Moss believes forgetfulness is one of the main culprits. We live in very busy society, she says, and if your child isn’t part of your normal routine – maybe dad is taking him out on errands when mom normally would – it’s easy to forget the kid is there.
Officer Nick Mitchell, who’s been working for the city of Rockwood Police Department for two years, has a different theory. “It almost seems like it’s just the parents being lazy,” he says. “They are not going to take three or four minutes to pull the stroller out when they are going to be inside for a minute.”
Mitchell tends to witness this behavior at convenience stores, where moms or dads will quickly run in to grab an item or two. But there’s no guarantee that these errands actually happen as fast as a parent thinks.
Use common sense, Collins says. “You gotta look at your child and go, ‘Is this a good idea or not?’ If you have to ask that question and you can’t answer it in like a second or a split second, then you bring your kids in with you.”
Tips for parents
If forgetfulness is part of the problem for you, here are a few helpful tactics.
“Always put something that’s very important to you with the child,” Moss says, like a purse or iPhone – anything you can’t leave the car without. So, when you open the back door, you’ll see your child there too.
Need another reminder? Try a teddy bear.

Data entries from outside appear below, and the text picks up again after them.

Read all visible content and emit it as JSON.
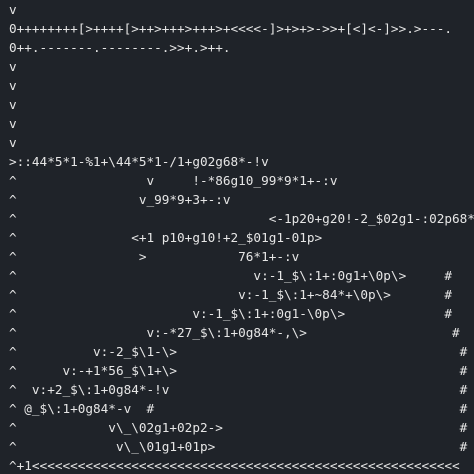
{
  "terminal": {
    "lines": [
      "v",
      "0++++++++[>++++[>++>+++>+++>+<<<<-]>+>+>->>+[<]<-]>>.>---.",
      "0++.-------.--------.>>+.>++.",
      "v",
      "v",
      "v",
      "v",
      "v",
      ">::44*5*1-%1+\\44*5*1-/1+g02g68*-!v",
      "^                 v     !-*86g10_99*9*1+-:v",
      "^                v_99*9+3+-:v",
      "^                                 <-1p20+g20!-2_$02g1-:02p68*-",
      "^               <+1 p10+g10!+2_$01g1-01p>",
      "^                >            76*1+-:v",
      "^                               v:-1_$\\:1+:0g1+\\0p\\>     #",
      "^                             v:-1_$\\:1+~84*+\\0p\\>       #",
      "^                       v:-1_$\\:1+:0g1-\\0p\\>             #",
      "^                 v:-*27_$\\:1+0g84*-,\\>                   #",
      "^          v:-2_$\\1-\\>                                     #",
      "^      v:-+1*56_$\\1+\\>                                     #",
      "^  v:+2_$\\:1+0g84*-!v                                      #",
      "^ @_$\\:1+0g84*-v  #                                        #",
      "^            v\\_\\02g1+02p2->                               #",
      "^             v\\_\\01g1+01p>                                #",
      "^+1<<<<<<<<<<<<<<<<<<<<<<<<<<<<<<<<<<<<<<<<<<<<<<<<<<<<<<<<"
    ]
  }
}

Get in the habit of putting it in the car seat. Remove it when you put your child in the seat and, then, place the bear on the passenger seat next to you. You’ll see it before you get out of the car and remember the infant in the car seat. Place the bear in the vacant car seat once again – and keep this system up.
“We want to remind them to ACT,” Moss adds. That stands for avoid heatstroke, create reminders (put something in the back seat) and take action if yo u see a child left alone in a car (call 911 or the police).